Introducing a crypto reporting rule, the U.S. Department of the Treasury and IRS have released proposed regulations for crypto tax reporting. Experts advise investors on the investment implications and stress the importance of accurately reporting and tracking activity.
The agencies on Friday unveiled the long-awaited tax reporting proposal for cryptocurrencies, non-fungible tokens, and other digital assets, which is a result of the 2021 federal infrastructure bill. According to the Treasury, it's part of a larger initiative to "close the tax gap" and combat crypto tax evasion. The regulations would mandate that brokers start sending Form 1099-DA to investors and the IRS in January 2026 to report cryptocurrency activity starting in 2025, just like other tax forms. Notably, the proposal covers cryptocurrency payment processors, some decentralized and centralized exchanges, and specific online wallets.

crypto reporting rule Investment implications

The IRS postponed the reporting rule's implementation from its original 2024 start date until late December 2022 but made clear that investors must still report their crypto activity now, whether or not they have received a tax form.

On the front page of tax returns since 2019, there has been a yes-or-no question about cryptocurrency, and the agency has sought customer records by serving court orders on several exchanges.
Before issuing final regulations, the Treasury and IRS will allow for public comments.


Think about correcting previous tax returns.

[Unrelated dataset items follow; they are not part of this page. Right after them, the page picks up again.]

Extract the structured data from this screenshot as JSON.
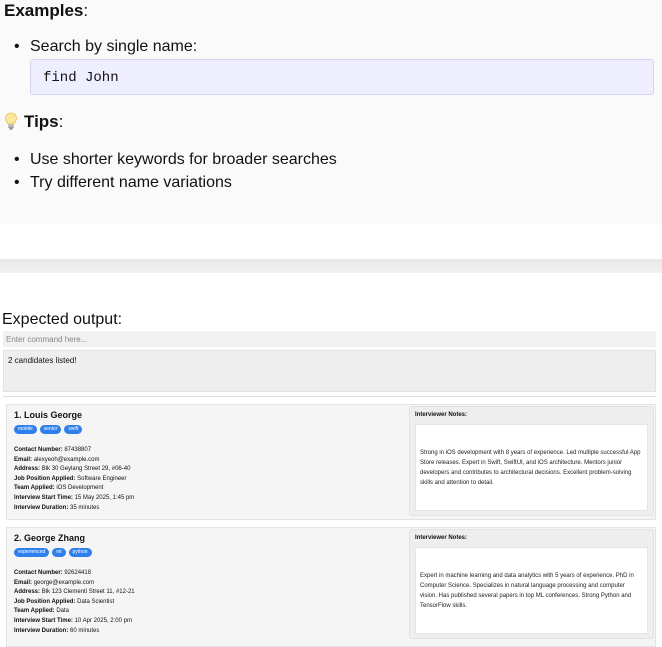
{
  "docs": {
    "examples_heading": "Examples",
    "examples": [
      {
        "text": "Search by single name:",
        "code": "find John"
      }
    ],
    "tips_heading": "Tips",
    "tips_icon": "lightbulb-icon",
    "tips": [
      "Use shorter keywords for broader searches",
      "Try different name variations"
    ]
  },
  "expected_output_label": "Expected output:",
  "command_box": {
    "placeholder": "Enter command here..."
  },
  "result_display": {
    "text": "2 candidates listed!"
  },
  "colors": {
    "tag_bg": "#2f80ed",
    "code_bg": "#eeeeff"
  },
  "candidates": [
    {
      "name": "1. Louis George",
      "tags": [
        "mobile",
        "senior",
        "swift"
      ],
      "fields": {
        "contact_label": "Contact Number:",
        "contact": "87438807",
        "email_label": "Email:",
        "email": "alexyeoh@example.com",
        "address_label": "Address:",
        "address": "Blk 30 Geylang Street 29, #06-40",
        "job_label": "Job Position Applied:",
        "job": "Software Engineer",
        "team_label": "Team Applied:",
        "team": "iOS Development",
        "start_label": "Interview Start Time:",
        "start": "15 May 2025, 1:45 pm",
        "duration_label": "Interview Duration:",
        "duration": "35 minutes"
      },
      "notes_title": "Interviewer Notes:",
      "notes": "Strong in iOS development with 8 years of experience. Led multiple successful App Store releases. Expert in Swift, SwiftUI, and iOS architecture. Mentors junior developers and contributes to architectural decisions. Excellent problem-solving skills and attention to detail."
    },
    {
      "name": "2. George Zhang",
      "tags": [
        "experienced",
        "ml",
        "python"
      ],
      "fields": {
        "contact_label": "Contact Number:",
        "contact": "92624418",
        "email_label": "Email:",
        "email": "george@example.com",
        "address_label": "Address:",
        "address": "Blk 123 Clementi Street 11, #12-21",
        "job_label": "Job Position Applied:",
        "job": "Data Scientist",
        "team_label": "Team Applied:",
        "team": "Data",
        "start_label": "Interview Start Time:",
        "start": "10 Apr 2025, 2:00 pm",
        "duration_label": "Interview Duration:",
        "duration": "60 minutes"
      },
      "notes_title": "Interviewer Notes:",
      "notes": "Expert in machine learning and data analytics with 5 years of experience. PhD in Computer Science. Specializes in natural language processing and computer vision. Has published several papers in top ML conferences. Strong Python and TensorFlow skills."
    }
  ]
}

According to CPA and tax attorney Andrew Gordon, president of Gordon Law Group, "it's more important than ever to report all of your crypto activities in the current year" with increased IRS scrutiny on the horizon.

He advised thinking about amending prior tax returns if you hadn't been reporting cryptocurrency because "the IRS is going to have a firehose of information about transactions."

According to CPA Alex Rosenberg, who specializes in digital assets, it is generally preferable to voluntarily disclose unreported income to the IRS before the agency discovers your error in order to avoid penalties and interest.

If there is $5 to $10 in unreported income, amending a return might not be necessary. But many people might be looking at six to seven figures in crypto activity that they haven't disclosed, he added.


"Believe, but double-check with your own records."

While Roytenberg acknowledged that Form 1099-DA "may reduce the burden of compliance" for some investors, it's crucial to keep track of all your cryptocurrency transactions.

Keeping all of your digital assets in one location may help to reduce discrepancies and missing data, he said. However, there is still a chance for reporting mistakes, particularly for transactions that take place outside of the blockchain network.

Trust, but double-check, Rotenberg advised. I don't anticipate that the 1099-DA will serve as a one-stop shop for all of the problems.